For what distributions, $X$ is $E(\lfloor c-X \rfloor) = c-1$?

Question

Per the question here: Prove that $E([c-U]) = c-1$, it was proven that:

$$E(\lfloor c-U\rfloor) = c-1$$

if $U$ is a uniform random number between $0$ and $1$. I have some reason to suspect that this only holds for this particular distribution of $U$. I tried looking for counter-examples to this conjecture (considering the Beta distribution and some bimodal distributions) and couldn't find any. Is there a way to either prove this conjecture or disprove it via a counter-example?

The random variable, $U$ shouldn't depend on $c$ and the result should hold for all $c \in \mathbb R$.

Answer 1

If $U$ is a r.v.in $(0,1)$ that satisfies the condition of your problem, that is $$E[\lfloor c-U\rfloor]=c-1$$ for all $c$ then it must be uniform.

Proof: You have that if $n<c<n+1$, $$c-1=\mathbb{E}[\textrm{floor}(c-U)]=nP(0<U\leq c-n)+(n-1)P(c-n<U \leq 1])$$ In particular, for any $0<c<1$ ($n=0$) $$c-1=\mathbb{E}[\textrm{floor}(c-U)]=-P(c<U \leq 1)$$ From this, it follows that $$c=1-P(c<U\leq 1)=P(0< U\leq c) $$

That shows that $U$ is uniform.

Answer 2

You may modify the uniform distribution.

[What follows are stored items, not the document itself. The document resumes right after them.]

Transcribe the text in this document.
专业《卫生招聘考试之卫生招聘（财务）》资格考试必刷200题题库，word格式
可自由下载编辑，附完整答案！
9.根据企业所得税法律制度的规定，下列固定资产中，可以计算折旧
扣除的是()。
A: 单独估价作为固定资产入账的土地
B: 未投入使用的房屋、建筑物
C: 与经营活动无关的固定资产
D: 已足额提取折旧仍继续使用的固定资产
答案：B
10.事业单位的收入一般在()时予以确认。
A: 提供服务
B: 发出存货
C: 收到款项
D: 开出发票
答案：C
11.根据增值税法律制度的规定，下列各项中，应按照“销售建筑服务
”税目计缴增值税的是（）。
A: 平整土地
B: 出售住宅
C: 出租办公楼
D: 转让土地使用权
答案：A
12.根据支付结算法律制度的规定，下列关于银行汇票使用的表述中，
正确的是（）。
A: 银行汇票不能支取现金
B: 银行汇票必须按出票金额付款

Consider e.g. $U$ with density $f(t)=1/2( \chi_{[-1,0]}(t)+\chi_{[1,2]}(t))$. For $c\in\mathbb{R}$ there exists $x\in[0,1)$ with $c=\lfloor c\rfloor+1$. Tjen we have

\begin{align*} 2E(\lfloor c-U\rfloor)&=\int_{-1}^0 (\lfloor c\rfloor +x-t)dt+\int_0^1(\lfloor c\rfloor +x-t) dt\\ &=\int_{-1}^{x-1}\lfloor c\rfloor +1 dt + \int_{x-1}^0 \lfloor c \rfloor dt + \int_{1}^{1+x}\lfloor c\rfloor -1 dt + \int_{1+x}^2 \lfloor c\rfloor -2 dt\\ &=x(\lfloor c \rfloor +1) + (1-x)\lfloor c\rfloor + x(\lfloor c\rfloor -1)+ (1-x)(\lfloor c\rfloor -2)\\ &=2(\lfloor c\rfloor + x -1)= 2(c-1) \end{align*}